Monday, August 25, 2008
I am the Queen of easy, relatively healthy meals. I usually make the same couple of things, but recently was inspired to make a frittata - mostly because I like to say it- frittata, frittata, frittata! No, still not tired of it - frittata! ok, now I am done.
Anyway, I am telling you, it's so easy and delicious and you can use whatever leftover ingredients you have around, i.e. an old piece of cheese, some leftover potatos, those 2 eggs that you bought at the Farmer's Market sometime this summer.
I had most of those old ingredients laying about, plus I bought some fresh sage, some Chanterelles (just a small handful), and some crusty grainy bread.
The other great thing about the frittata, besides it's endearing name, is that it's a one pan meal. It's great if you have a pan that's all metal so's you can move the pan to the oven for a broiling, dramatic finish!

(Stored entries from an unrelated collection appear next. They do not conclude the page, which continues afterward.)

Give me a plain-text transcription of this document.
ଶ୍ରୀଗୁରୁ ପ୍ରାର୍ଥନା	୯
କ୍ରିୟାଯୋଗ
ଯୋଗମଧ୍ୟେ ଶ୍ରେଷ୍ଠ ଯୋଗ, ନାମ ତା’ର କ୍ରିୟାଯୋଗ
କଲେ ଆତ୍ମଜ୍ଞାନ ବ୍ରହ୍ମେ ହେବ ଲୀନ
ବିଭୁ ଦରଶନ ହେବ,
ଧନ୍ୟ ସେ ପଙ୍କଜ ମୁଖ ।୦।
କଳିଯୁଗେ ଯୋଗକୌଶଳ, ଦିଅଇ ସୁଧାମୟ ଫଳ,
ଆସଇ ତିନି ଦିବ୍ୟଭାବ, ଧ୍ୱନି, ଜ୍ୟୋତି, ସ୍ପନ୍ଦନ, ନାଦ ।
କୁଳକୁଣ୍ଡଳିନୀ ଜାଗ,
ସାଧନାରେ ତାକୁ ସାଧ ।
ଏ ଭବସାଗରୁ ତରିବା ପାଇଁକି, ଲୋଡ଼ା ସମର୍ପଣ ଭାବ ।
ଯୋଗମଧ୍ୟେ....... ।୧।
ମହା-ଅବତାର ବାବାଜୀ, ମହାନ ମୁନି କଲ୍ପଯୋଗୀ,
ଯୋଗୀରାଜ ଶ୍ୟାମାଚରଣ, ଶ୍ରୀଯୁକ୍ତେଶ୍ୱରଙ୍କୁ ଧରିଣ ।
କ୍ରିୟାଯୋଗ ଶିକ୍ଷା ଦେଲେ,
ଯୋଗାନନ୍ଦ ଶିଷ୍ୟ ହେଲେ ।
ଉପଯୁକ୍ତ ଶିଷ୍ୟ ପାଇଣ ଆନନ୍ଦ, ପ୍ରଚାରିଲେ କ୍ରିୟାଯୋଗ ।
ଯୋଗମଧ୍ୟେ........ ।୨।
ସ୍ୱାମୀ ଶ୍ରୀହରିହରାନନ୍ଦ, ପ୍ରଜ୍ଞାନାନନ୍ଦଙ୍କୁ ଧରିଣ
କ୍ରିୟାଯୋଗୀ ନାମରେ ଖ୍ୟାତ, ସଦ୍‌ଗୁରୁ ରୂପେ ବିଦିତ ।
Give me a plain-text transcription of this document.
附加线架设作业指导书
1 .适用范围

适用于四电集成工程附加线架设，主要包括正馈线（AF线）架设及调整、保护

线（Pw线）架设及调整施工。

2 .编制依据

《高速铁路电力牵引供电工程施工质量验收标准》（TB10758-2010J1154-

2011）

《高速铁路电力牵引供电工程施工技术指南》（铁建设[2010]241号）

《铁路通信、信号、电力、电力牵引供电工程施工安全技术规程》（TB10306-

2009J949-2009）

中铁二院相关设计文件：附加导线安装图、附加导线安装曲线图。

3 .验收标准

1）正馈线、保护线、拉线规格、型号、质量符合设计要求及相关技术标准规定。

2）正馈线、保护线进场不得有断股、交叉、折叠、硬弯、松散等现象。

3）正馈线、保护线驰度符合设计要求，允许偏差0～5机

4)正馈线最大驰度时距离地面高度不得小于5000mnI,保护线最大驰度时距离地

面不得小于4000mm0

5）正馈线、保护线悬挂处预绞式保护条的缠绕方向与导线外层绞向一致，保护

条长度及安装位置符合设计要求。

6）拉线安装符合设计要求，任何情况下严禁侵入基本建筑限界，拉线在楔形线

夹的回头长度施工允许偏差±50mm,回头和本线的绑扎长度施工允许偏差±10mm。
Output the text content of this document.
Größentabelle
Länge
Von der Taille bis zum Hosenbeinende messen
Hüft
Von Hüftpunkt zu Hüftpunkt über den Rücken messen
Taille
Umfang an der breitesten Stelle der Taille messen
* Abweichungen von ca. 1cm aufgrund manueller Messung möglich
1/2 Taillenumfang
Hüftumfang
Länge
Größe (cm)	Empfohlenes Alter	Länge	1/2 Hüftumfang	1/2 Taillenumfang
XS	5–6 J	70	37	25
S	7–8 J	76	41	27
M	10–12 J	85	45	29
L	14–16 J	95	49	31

2 eggs(can add a smidge milk)
2 small potatoes, new potatoes, fingerlings, etc., sliced thin
1 shallot or small onion chopped finely
1 clove garlic chopped(optional if you have a hot date soon)
2-3 tablespoons olive oil or vegetable oil or butter(you are going to hell, yes)
1/4 cup Pecorino cheese or other old cheese
handful sage leaves or any other half-dead herb
handful mushrooms or fave vege, anchovies, etc.
Heat oily substance in small saucepan at medium high. Add shallot and garlic and cook for a minute. Add potatoes and saute until soft and starting to brown. You may want to cover the pan to cook through quicker.
When potatoes are soft, make sure they are evenly distributed over the pan. They will form a crust. Beat eggs, adding salt and pepper to taste and chopped sage. Pour egg mixture over the potatoes. When eggs start to bubble, turn down the heat, shave the pecorino evenly over the eggs, add mushrooms or anchovies, etc...and cover with a tight lid for 10 minutes.
After 10 minutes have passed, take all the crap that you store in your oven out, turn on the broiler, uncover the pan and move it under the broiler on high for 3-4 minutes, keeping an eye on it. When it becomes a pleasing color to you, take it out of the oven and eat it. Don't share unless you are getting something in return.